Entre o sonho e a flor
O sono e o estado de vigília sempre se misturaram para mim. As vezes tenho a impressão que sonho acordada. E nesse sonho, toda gente sabe que durmo.
No profundo do peito, sinto a respiração – ora leve, ora pesada – tudo que respira, vive. Mesmo em sonho, ou melhor, em estado de sonho, será que vivo?
Vivemos em eternos estados. Estando aprendemos a ser. Somos quando estamos presentes, mas somos ainda mais em nossa ausência. A ausência nos mostra que algo falta no que se apresenta a nós no momento e é assim que sentimos o presente.
O presente muitas vezes nos é cheio de ruídos. Sons, que se mesclam ao nosso querer. Também a beleza nos pede algum silêncio.
Desde que aterrei no interior de São Paulo sinto que muitas vezes faltou o silêncio. Afinal, o que é o silêncio? Será o olhar para dentro? Será o entendimento teso de que ao nos olharmos no espelho enfrentamos a nossa própria imagem? O espelho é o maior dos silêncios, é um estar completo em si. E as vezes isso é muito equiparável ao sentir-se só. Mas quando não estamos só? A beleza também nos pede algum silêncio.
Uma vez minha avó me disse: como o bambu, vergue-se ao vento, mas não ceda. Não sei se entendi. Não sei se naquele momento havia um sentido em sua fala. Havia beleza, isso de certo que sim. Mas como a beleza pede algum silêncio, calei.
Na natureza nada morre, tudo se desloca. Talvez esse seja o ensinamento. Se vivemos em eternos estados, nos transformamos e nos deslocamos a todo momento então, Não ceda. Não caia, não quebre, não se quebre. Parta. Se reverencie ao tempo e ao tempo das coisas. Da criação, da morte, do novo e do antigo. Voe, mas mantenha os pés próximos ao chão. Se aterre, mas nunca deixe de sonhar. Acho que essa pode ser uma das mil explicações possíveis para o que disse minha avó. Talvez não. Mas eu preferi acreditar que sim.
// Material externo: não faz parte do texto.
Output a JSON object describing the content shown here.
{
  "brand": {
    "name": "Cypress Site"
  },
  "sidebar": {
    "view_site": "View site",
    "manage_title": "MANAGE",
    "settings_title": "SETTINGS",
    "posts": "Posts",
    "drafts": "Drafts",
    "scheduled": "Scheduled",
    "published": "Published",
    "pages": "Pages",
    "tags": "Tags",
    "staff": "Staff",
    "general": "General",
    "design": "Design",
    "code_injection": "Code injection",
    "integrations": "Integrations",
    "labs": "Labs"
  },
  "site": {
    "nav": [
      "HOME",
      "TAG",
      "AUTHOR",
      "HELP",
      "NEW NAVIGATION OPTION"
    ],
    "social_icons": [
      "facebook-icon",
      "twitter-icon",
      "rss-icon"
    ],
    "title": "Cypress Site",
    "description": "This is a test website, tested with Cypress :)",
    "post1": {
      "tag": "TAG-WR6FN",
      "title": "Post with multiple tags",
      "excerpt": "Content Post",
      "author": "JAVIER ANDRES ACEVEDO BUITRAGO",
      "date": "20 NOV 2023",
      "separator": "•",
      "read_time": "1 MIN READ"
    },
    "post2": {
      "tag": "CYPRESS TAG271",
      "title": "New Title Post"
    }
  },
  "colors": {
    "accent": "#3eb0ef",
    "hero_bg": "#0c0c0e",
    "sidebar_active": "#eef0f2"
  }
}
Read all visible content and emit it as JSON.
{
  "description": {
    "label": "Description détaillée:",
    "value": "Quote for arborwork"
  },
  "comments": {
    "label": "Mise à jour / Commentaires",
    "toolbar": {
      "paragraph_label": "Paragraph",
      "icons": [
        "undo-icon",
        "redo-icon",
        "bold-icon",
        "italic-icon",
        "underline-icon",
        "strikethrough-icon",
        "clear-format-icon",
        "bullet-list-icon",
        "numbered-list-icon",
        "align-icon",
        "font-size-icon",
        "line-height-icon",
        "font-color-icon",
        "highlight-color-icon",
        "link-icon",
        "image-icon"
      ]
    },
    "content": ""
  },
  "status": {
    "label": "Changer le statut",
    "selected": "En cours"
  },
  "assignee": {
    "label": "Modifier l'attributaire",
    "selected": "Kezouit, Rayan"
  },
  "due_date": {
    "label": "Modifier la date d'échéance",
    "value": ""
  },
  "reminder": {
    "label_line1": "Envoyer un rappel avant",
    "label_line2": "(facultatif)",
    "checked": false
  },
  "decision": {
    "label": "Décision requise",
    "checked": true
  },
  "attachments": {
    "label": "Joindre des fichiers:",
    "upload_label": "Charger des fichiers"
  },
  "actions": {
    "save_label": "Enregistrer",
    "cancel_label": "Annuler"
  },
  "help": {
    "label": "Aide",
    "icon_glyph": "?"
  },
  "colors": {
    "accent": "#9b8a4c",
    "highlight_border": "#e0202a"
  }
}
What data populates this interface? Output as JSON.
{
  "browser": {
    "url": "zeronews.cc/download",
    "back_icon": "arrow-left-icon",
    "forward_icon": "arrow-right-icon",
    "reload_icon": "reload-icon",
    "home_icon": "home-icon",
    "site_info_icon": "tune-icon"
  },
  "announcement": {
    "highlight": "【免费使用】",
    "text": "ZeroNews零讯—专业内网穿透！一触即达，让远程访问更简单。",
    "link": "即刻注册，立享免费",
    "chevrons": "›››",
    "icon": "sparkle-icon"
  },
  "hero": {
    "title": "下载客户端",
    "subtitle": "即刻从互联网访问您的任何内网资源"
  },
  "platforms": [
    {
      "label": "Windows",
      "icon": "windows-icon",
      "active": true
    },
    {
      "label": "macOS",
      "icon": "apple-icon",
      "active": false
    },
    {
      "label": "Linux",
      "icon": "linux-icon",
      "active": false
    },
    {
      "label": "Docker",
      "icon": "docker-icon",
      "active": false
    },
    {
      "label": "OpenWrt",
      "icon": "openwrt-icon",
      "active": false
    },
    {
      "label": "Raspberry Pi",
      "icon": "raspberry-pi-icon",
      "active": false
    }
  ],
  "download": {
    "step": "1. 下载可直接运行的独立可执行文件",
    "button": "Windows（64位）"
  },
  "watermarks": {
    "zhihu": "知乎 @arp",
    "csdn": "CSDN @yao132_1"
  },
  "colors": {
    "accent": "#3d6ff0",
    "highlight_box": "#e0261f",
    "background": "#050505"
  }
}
Assim como minha avó, marco as páginas de meus cadernos com flores secas. Pois as flores, elas não morrem. Elas têm um tempo certo para cumprir seu papel de flor para depois permanecer no imaginário daqueles que tiveram a sorte de cruzar com elas enquanto caminhavam pelas ruas numa tarde de primavera. Estávamos o mais perto que duas pessoas poderiam estar e mesmo assim, cada uma em seu mundo.
As flores caminham conosco.
Já disse que as vezes acho que vivo em eterno estado de vigília? Ah sim, isso é. Como as flores, reverencie-se ao sol, mas não ceda.